AF: Your move to Anthropology happened with your decision to study for the MPhil in Social Anthropology at Cambridge University, having previously studied History at the American University of Beirut. How has your training as a historian assisted you as an anthropologist?

MK: Growing up in war always gave me the sense of living history and studying history as an undergraduate in Beirut just freshly out of war was life-changing. History was my first love and it showed me, even beyond what I sensed, the wild worlds barely hidden by the surface of the present. My move to Social Anthropology in Cambridge came as a question of method: I wanted to be in the rush and tumble of the world and not in the archives. But my passions remained steady: my work is always attuned to the many layers of being that are co-present and to the wild depths of worlds that inform our being in it.
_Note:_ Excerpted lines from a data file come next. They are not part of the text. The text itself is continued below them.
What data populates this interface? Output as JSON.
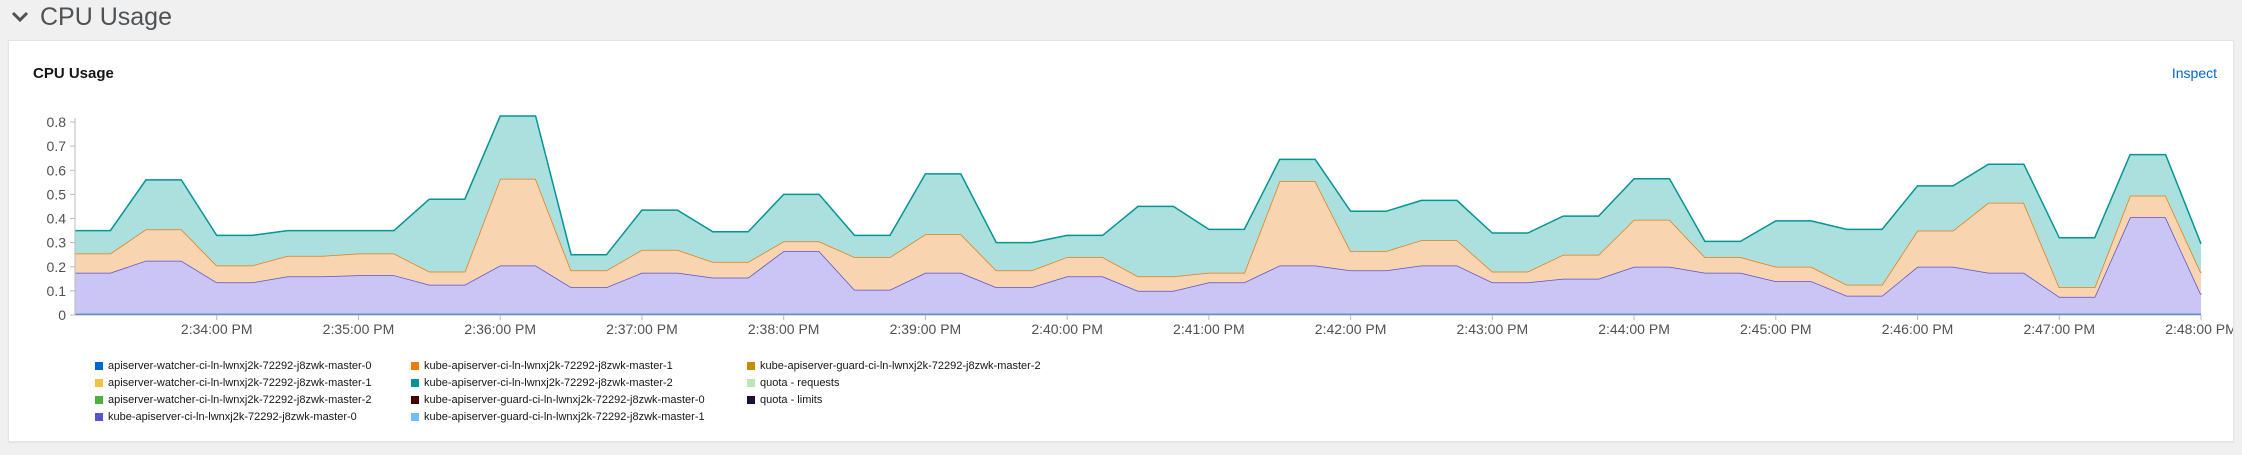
{
  "section": {
    "title": "CPU Usage",
    "toggle_icon": "chevron-down-icon"
  },
  "card": {
    "title": "CPU Usage",
    "inspect_label": "Inspect"
  },
  "chart_data": {
    "type": "area",
    "stacked": true,
    "x": [
      "2:33:00",
      "2:33:15",
      "2:33:30",
      "2:33:45",
      "2:34:00",
      "2:34:15",
      "2:34:30",
      "2:34:45",
      "2:35:00",
      "2:35:15",
      "2:35:30",
      "2:35:45",
      "2:36:00",
      "2:36:15",
      "2:36:30",
      "2:36:45",
      "2:37:00",
      "2:37:15",
      "2:37:30",
      "2:37:45",
      "2:38:00",
      "2:38:15",
      "2:38:30",
      "2:38:45",
      "2:39:00",
      "2:39:15",
      "2:39:30",
      "2:39:45",
      "2:40:00",
      "2:40:15",
      "2:40:30",
      "2:40:45",
      "2:41:00",
      "2:41:15",
      "2:41:30",
      "2:41:45",
      "2:42:00",
      "2:42:15",
      "2:42:30",
      "2:42:45",
      "2:43:00",
      "2:43:15",
      "2:43:30",
      "2:43:45",
      "2:44:00",
      "2:44:15",
      "2:44:30",
      "2:44:45",
      "2:45:00",
      "2:45:15",
      "2:45:30",
      "2:45:45",
      "2:46:00",
      "2:46:15",
      "2:46:30",
      "2:46:45",
      "2:47:00",
      "2:47:15",
      "2:47:30",
      "2:47:45",
      "2:48:00"
    ],
    "x_ticks": [
      "2:34:00 PM",
      "2:35:00 PM",
      "2:36:00 PM",
      "2:37:00 PM",
      "2:38:00 PM",
      "2:39:00 PM",
      "2:40:00 PM",
      "2:41:00 PM",
      "2:42:00 PM",
      "2:43:00 PM",
      "2:44:00 PM",
      "2:45:00 PM",
      "2:46:00 PM",
      "2:47:00 PM",
      "2:48:00 PM"
    ],
    "y_ticks": [
      "0",
      "0.1",
      "0.2",
      "0.3",
      "0.4",
      "0.5",
      "0.6",
      "0.7",
      "0.8"
    ],
    "ylim": [
      0,
      0.8
    ],
    "grid": false,
    "legend_position": "bottom",
    "series": [
      {
        "name": "apiserver-watcher-ci-ln-lwnxj2k-72292-j8zwk-master-0",
        "color": "#0066cc",
        "values": [
          0.005,
          0.005,
          0.005,
          0.005,
          0.005,
          0.005,
          0.005,
          0.005,
          0.005,
          0.005,
          0.005,
          0.005,
          0.005,
          0.005,
          0.005,
          0.005,
          0.005,
          0.005,
          0.005,
          0.005,
          0.005,
          0.005,
          0.005,
          0.005,
          0.005,
          0.005,
          0.005,
          0.005,
          0.005,
          0.005,
          0.005,
          0.005,
          0.005,
          0.005,
          0.005,
          0.005,
          0.005,
          0.005,
          0.005,
          0.005,
          0.005,
          0.005,
          0.005,
          0.005,
          0.005,
          0.005,
          0.005,
          0.005,
          0.005,
          0.005,
          0.005,
          0.005,
          0.005,
          0.005,
          0.005,
          0.005,
          0.005,
          0.005,
          0.005,
          0.005,
          0.005
        ]
      },
      {
        "name": "apiserver-watcher-ci-ln-lwnxj2k-72292-j8zwk-master-1",
        "color": "#f4c145",
        "values": [
          0,
          0,
          0,
          0,
          0,
          0,
          0,
          0,
          0,
          0,
          0,
          0,
          0,
          0,
          0,
          0,
          0,
          0,
          0,
          0,
          0,
          0,
          0,
          0,
          0,
          0,
          0,
          0,
          0,
          0,
          0,
          0,
          0,
          0,
          0,
          0,
          0,
          0,
          0,
          0,
          0,
          0,
          0,
          0,
          0,
          0,
          0,
          0,
          0,
          0,
          0,
          0,
          0,
          0,
          0,
          0,
          0,
          0,
          0,
          0,
          0
        ]
      },
      {
        "name": "apiserver-watcher-ci-ln-lwnxj2k-72292-j8zwk-master-2",
        "color": "#4cb140",
        "values": [
          0,
          0,
          0,
          0,
          0,
          0,
          0,
          0,
          0,
          0,
          0,
          0,
          0,
          0,
          0,
          0,
          0,
          0,
          0,
          0,
          0,
          0,
          0,
          0,
          0,
          0,
          0,
          0,
          0,
          0,
          0,
          0,
          0,
          0,
          0,
          0,
          0,
          0,
          0,
          0,
          0,
          0,
          0,
          0,
          0,
          0,
          0,
          0,
          0,
          0,
          0,
          0,
          0,
          0,
          0,
          0,
          0,
          0,
          0,
          0,
          0
        ]
      },
      {
        "name": "kube-apiserver-ci-ln-lwnxj2k-72292-j8zwk-master-0",
        "color": "#5752d1",
        "fill": "#cbc5f5",
        "values": [
          0.17,
          0.17,
          0.22,
          0.22,
          0.13,
          0.13,
          0.155,
          0.155,
          0.16,
          0.16,
          0.12,
          0.12,
          0.2,
          0.2,
          0.11,
          0.11,
          0.17,
          0.17,
          0.15,
          0.15,
          0.26,
          0.26,
          0.1,
          0.1,
          0.17,
          0.17,
          0.11,
          0.11,
          0.155,
          0.155,
          0.095,
          0.095,
          0.13,
          0.13,
          0.2,
          0.2,
          0.18,
          0.18,
          0.2,
          0.2,
          0.13,
          0.13,
          0.145,
          0.145,
          0.195,
          0.195,
          0.17,
          0.17,
          0.135,
          0.135,
          0.075,
          0.075,
          0.195,
          0.195,
          0.17,
          0.17,
          0.07,
          0.07,
          0.4,
          0.4,
          0.08
        ]
      },
      {
        "name": "kube-apiserver-ci-ln-lwnxj2k-72292-j8zwk-master-1",
        "color": "#ec7a08",
        "fill": "#f8d4b0",
        "values": [
          0.08,
          0.08,
          0.13,
          0.13,
          0.07,
          0.07,
          0.085,
          0.085,
          0.09,
          0.09,
          0.055,
          0.055,
          0.36,
          0.36,
          0.07,
          0.07,
          0.095,
          0.095,
          0.065,
          0.065,
          0.04,
          0.04,
          0.135,
          0.135,
          0.16,
          0.16,
          0.07,
          0.07,
          0.08,
          0.08,
          0.06,
          0.06,
          0.04,
          0.04,
          0.35,
          0.35,
          0.08,
          0.08,
          0.105,
          0.105,
          0.045,
          0.045,
          0.1,
          0.1,
          0.195,
          0.195,
          0.065,
          0.065,
          0.06,
          0.06,
          0.045,
          0.045,
          0.15,
          0.15,
          0.29,
          0.29,
          0.04,
          0.04,
          0.09,
          0.09,
          0.09
        ]
      },
      {
        "name": "kube-apiserver-ci-ln-lwnxj2k-72292-j8zwk-master-2",
        "color": "#009596",
        "fill": "#ace0de",
        "values": [
          0.095,
          0.095,
          0.205,
          0.205,
          0.125,
          0.125,
          0.105,
          0.105,
          0.095,
          0.095,
          0.3,
          0.3,
          0.26,
          0.26,
          0.065,
          0.065,
          0.165,
          0.165,
          0.125,
          0.125,
          0.195,
          0.195,
          0.09,
          0.09,
          0.25,
          0.25,
          0.115,
          0.115,
          0.09,
          0.09,
          0.29,
          0.29,
          0.18,
          0.18,
          0.09,
          0.09,
          0.165,
          0.165,
          0.165,
          0.165,
          0.16,
          0.16,
          0.16,
          0.16,
          0.17,
          0.17,
          0.065,
          0.065,
          0.19,
          0.19,
          0.23,
          0.23,
          0.185,
          0.185,
          0.16,
          0.16,
          0.205,
          0.205,
          0.17,
          0.17,
          0.12
        ]
      },
      {
        "name": "kube-apiserver-guard-ci-ln-lwnxj2k-72292-j8zwk-master-0",
        "color": "#470000",
        "values": [
          0,
          0,
          0,
          0,
          0,
          0,
          0,
          0,
          0,
          0,
          0,
          0,
          0,
          0,
          0,
          0,
          0,
          0,
          0,
          0,
          0,
          0,
          0,
          0,
          0,
          0,
          0,
          0,
          0,
          0,
          0,
          0,
          0,
          0,
          0,
          0,
          0,
          0,
          0,
          0,
          0,
          0,
          0,
          0,
          0,
          0,
          0,
          0,
          0,
          0,
          0,
          0,
          0,
          0,
          0,
          0,
          0,
          0,
          0,
          0,
          0
        ]
      },
      {
        "name": "kube-apiserver-guard-ci-ln-lwnxj2k-72292-j8zwk-master-1",
        "color": "#73bcf7",
        "values": [
          0,
          0,
          0,
          0,
          0,
          0,
          0,
          0,
          0,
          0,
          0,
          0,
          0,
          0,
          0,
          0,
          0,
          0,
          0,
          0,
          0,
          0,
          0,
          0,
          0,
          0,
          0,
          0,
          0,
          0,
          0,
          0,
          0,
          0,
          0,
          0,
          0,
          0,
          0,
          0,
          0,
          0,
          0,
          0,
          0,
          0,
          0,
          0,
          0,
          0,
          0,
          0,
          0,
          0,
          0,
          0,
          0,
          0,
          0,
          0,
          0
        ]
      },
      {
        "name": "kube-apiserver-guard-ci-ln-lwnxj2k-72292-j8zwk-master-2",
        "color": "#c58c00",
        "values": [
          0,
          0,
          0,
          0,
          0,
          0,
          0,
          0,
          0,
          0,
          0,
          0,
          0,
          0,
          0,
          0,
          0,
          0,
          0,
          0,
          0,
          0,
          0,
          0,
          0,
          0,
          0,
          0,
          0,
          0,
          0,
          0,
          0,
          0,
          0,
          0,
          0,
          0,
          0,
          0,
          0,
          0,
          0,
          0,
          0,
          0,
          0,
          0,
          0,
          0,
          0,
          0,
          0,
          0,
          0,
          0,
          0,
          0,
          0,
          0,
          0
        ]
      }
    ],
    "legend": [
      {
        "label": "apiserver-watcher-ci-ln-lwnxj2k-72292-j8zwk-master-0",
        "color": "#0066cc"
      },
      {
        "label": "apiserver-watcher-ci-ln-lwnxj2k-72292-j8zwk-master-1",
        "color": "#f4c145"
      },
      {
        "label": "apiserver-watcher-ci-ln-lwnxj2k-72292-j8zwk-master-2",
        "color": "#4cb140"
      },
      {
        "label": "kube-apiserver-ci-ln-lwnxj2k-72292-j8zwk-master-0",
        "color": "#5752d1"
      },
      {
        "label": "kube-apiserver-ci-ln-lwnxj2k-72292-j8zwk-master-1",
        "color": "#ec7a08"
      },
      {
        "label": "kube-apiserver-ci-ln-lwnxj2k-72292-j8zwk-master-2",
        "color": "#009596"
      },
      {
        "label": "kube-apiserver-guard-ci-ln-lwnxj2k-72292-j8zwk-master-0",
        "color": "#470000"
      },
      {
        "label": "kube-apiserver-guard-ci-ln-lwnxj2k-72292-j8zwk-master-1",
        "color": "#73bcf7"
      },
      {
        "label": "kube-apiserver-guard-ci-ln-lwnxj2k-72292-j8zwk-master-2",
        "color": "#c58c00"
      },
      {
        "label": "quota - requests",
        "color": "#bde5b8"
      },
      {
        "label": "quota - limits",
        "color": "#1c0f3a"
      }
    ]
  }
}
You could say that landscape was my way of holding that maelstrom.

AF: Your second project, Heart of Black Gold, draws on the personal archive of your maternal grandfather to ask “how has oil — its extractive, shiny infrastructures, camps, big men, politics and corporations, its global ecologies — shaped lived environments?”. Can you speak to how this relates to your previous work in South Lebanon and whether there is a broader project that you are building towards?
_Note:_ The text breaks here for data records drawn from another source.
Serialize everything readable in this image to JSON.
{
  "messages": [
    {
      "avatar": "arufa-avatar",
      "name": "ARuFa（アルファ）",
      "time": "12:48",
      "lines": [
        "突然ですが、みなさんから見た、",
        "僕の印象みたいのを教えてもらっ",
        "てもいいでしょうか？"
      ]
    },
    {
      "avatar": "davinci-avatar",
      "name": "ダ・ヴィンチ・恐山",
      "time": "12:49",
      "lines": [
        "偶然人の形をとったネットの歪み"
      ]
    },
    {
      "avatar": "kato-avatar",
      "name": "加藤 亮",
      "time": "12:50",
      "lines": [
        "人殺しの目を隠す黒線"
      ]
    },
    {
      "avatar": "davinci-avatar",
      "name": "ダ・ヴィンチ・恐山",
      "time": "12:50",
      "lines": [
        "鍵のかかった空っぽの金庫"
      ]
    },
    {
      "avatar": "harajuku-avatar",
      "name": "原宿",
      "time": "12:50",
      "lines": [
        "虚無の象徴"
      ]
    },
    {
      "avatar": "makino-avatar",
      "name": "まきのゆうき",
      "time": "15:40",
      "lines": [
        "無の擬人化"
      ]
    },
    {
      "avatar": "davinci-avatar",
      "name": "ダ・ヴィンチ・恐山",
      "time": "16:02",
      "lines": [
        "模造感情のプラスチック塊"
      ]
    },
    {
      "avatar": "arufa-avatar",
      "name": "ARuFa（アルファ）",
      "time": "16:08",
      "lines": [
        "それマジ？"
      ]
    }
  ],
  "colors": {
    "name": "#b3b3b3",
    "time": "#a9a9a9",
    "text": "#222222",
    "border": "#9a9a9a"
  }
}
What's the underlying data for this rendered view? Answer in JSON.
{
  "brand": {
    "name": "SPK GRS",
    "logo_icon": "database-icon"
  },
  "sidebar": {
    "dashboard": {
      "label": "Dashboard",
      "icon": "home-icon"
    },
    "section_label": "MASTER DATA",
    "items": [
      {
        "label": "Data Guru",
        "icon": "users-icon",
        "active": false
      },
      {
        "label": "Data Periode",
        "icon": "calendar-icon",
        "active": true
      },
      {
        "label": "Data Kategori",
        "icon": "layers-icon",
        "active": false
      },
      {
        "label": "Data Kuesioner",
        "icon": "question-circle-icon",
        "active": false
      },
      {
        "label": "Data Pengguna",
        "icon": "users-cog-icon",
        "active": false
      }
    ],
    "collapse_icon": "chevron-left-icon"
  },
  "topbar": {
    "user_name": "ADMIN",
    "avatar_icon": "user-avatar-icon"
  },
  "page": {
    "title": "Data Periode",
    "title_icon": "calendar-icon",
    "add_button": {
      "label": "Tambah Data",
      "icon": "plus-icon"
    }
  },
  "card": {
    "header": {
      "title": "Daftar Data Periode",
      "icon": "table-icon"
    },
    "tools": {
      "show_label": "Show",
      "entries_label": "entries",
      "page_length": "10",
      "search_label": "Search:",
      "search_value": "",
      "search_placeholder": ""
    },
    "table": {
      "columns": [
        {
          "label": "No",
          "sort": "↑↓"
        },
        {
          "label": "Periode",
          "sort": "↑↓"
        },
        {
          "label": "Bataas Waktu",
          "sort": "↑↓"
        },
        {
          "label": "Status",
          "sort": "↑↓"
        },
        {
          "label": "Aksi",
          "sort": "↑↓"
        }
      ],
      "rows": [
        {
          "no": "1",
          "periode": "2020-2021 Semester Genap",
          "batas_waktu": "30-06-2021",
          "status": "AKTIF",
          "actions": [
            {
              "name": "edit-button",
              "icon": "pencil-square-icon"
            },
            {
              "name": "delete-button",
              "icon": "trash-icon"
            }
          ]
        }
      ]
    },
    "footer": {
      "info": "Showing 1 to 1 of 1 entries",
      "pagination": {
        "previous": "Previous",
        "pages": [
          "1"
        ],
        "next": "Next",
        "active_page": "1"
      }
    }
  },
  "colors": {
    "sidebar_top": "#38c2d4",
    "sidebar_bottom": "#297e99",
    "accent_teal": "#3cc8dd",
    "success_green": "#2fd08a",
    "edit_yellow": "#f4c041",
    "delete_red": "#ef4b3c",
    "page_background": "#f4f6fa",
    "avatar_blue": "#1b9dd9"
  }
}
MK: Heart of Black Gold is a work on the intimacy of empire and oil. It seeks to bring to light the lived dimension of global stories of empire and extraction that are often dominated by “actors” such as nation-states, big men and corporations. This work on a relatively unplumbed (and jealously guarded!) world continues some main themes in my previous work by centering the lived world, and through the affective power and detail of that dimension, which is too often silenced and obscured, pushing back on established and hegemonic understandings of the world, power and politics. Arabia and the US built an empire of oil that (violently) shaped vast landscapes of living across the globe, and this work sits at its dark heart – which is also filled with light. Here (once again!) we enter a gray zone filled with the presences of lives and stories that refuse to be contained by categories, concepts and borders. Another hidden landscape illuminated!

AF: For those students considering a career in anthropology, what would be your advice to them? What lessons do you wish you had learned earlier in your career?

MK: My advice is the advice I was given by Rolph Trouillot in our first conversation when I had just started graduate school at the University of Chicago in September 2001. Rolph asked me: what is your burning question? And he said: that burning question will guide you. And it has! In keeping alive the legacy of Rolph, such a brilliant human and thinker who left us too soon, I always tell my students to hold onto their burning question. It has served me well.